Scientists Grow Intestinal Tissues With Functional Nerves In The Lab

Researchers are using the tissue, synthesized with human pluripotent stem cells and implanted into mice, to study a rare form of Hirschprung’s disease.

Nov 23, 2016
Joshua A. Krisch

WIKIMEDIA COMMONS, MARVIN101Researchers at Cincinnati Children's Hospital have succeeded in engineering intestinal tissue with functional nerves in a laboratory setting. Their method, described in a study published this week (November 21) in Nature Medicine, brings regenerative medicine one step closer to making practical use of human pluripotent stem cells for transplants and, nearer term, modeling and studying intestinal disorders.

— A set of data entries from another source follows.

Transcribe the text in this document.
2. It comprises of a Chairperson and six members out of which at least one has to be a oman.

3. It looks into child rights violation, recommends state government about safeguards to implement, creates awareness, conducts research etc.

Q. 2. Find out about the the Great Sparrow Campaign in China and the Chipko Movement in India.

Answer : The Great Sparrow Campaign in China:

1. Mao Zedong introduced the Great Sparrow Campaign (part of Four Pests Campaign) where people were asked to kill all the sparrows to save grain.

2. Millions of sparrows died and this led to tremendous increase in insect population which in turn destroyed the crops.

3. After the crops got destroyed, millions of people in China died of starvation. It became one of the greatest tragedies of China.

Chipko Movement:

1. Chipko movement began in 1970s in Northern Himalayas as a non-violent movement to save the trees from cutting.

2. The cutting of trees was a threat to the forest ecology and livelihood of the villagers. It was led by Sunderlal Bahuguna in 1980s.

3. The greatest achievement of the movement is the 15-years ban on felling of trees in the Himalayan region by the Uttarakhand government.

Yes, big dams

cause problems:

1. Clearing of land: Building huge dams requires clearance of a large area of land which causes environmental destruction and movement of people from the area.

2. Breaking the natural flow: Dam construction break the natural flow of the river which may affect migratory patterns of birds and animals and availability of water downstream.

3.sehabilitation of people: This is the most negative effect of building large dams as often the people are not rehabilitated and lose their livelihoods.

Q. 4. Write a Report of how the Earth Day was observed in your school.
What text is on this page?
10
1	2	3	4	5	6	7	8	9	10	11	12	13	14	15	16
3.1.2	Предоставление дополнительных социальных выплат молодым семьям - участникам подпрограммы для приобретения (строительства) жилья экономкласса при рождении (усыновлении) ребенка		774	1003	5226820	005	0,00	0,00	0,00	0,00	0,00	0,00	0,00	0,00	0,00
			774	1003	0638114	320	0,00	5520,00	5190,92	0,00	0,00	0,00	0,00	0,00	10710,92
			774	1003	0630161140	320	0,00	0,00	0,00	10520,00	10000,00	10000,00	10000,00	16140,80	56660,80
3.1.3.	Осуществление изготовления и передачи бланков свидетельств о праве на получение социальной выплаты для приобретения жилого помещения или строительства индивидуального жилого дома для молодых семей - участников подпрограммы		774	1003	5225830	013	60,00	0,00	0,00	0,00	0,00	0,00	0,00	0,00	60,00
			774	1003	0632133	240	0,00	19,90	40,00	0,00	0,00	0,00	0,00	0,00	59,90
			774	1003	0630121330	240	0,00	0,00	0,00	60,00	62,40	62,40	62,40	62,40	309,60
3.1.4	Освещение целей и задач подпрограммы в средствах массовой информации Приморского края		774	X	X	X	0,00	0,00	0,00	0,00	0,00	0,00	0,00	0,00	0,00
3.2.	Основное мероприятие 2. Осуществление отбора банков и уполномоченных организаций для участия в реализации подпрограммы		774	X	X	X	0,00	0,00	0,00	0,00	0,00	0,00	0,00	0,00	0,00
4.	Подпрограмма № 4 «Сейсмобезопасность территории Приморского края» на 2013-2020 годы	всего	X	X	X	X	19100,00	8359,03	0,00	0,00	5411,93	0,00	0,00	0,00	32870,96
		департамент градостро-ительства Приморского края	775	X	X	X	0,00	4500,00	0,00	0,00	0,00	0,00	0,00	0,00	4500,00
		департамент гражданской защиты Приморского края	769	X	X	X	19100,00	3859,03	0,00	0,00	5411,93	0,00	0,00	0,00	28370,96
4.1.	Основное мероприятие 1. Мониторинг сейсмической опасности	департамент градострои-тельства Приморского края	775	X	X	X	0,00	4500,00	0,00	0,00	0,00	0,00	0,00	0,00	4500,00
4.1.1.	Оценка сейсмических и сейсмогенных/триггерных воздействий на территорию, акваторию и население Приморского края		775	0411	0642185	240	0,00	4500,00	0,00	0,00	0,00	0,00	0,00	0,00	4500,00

“One day this technology will allow us to grow a section of healthy intestine for transplant into a patient,” said coauthor Michael Helmrath of Cincinnati Children's, in a press release. “But the ability to use it now to test and ask countless new questions will help human health to the greatest extent.”

Helmrath and colleagues placed human pluripotent stem cells in a biochemical bath to form intestinal tissue, and then engineered a nervous system from embryonic nerve cells in a separate petri dish. After several attempts, the team succeeded at incorporating its primitive nervous system into the intestinal tissue, even inducing the enteric nerve precursor cells and intestinal cells to grow in concert. The researchers then transplanted the engineered intestines and nerves into mice where, they reported, the sample grew normally, even demonstrating peristalsis.

Helmrath’s team then used the engineered intestine to study Hirschprung’s disease, a condition in which the rectum and colon fail to develop a normal local nervous system. The researchers found an association with the disease in the gene PHOX2B; experimentally mutating it in the engineered intestine, the team observed damage to the synthetic tissue’s nervous system.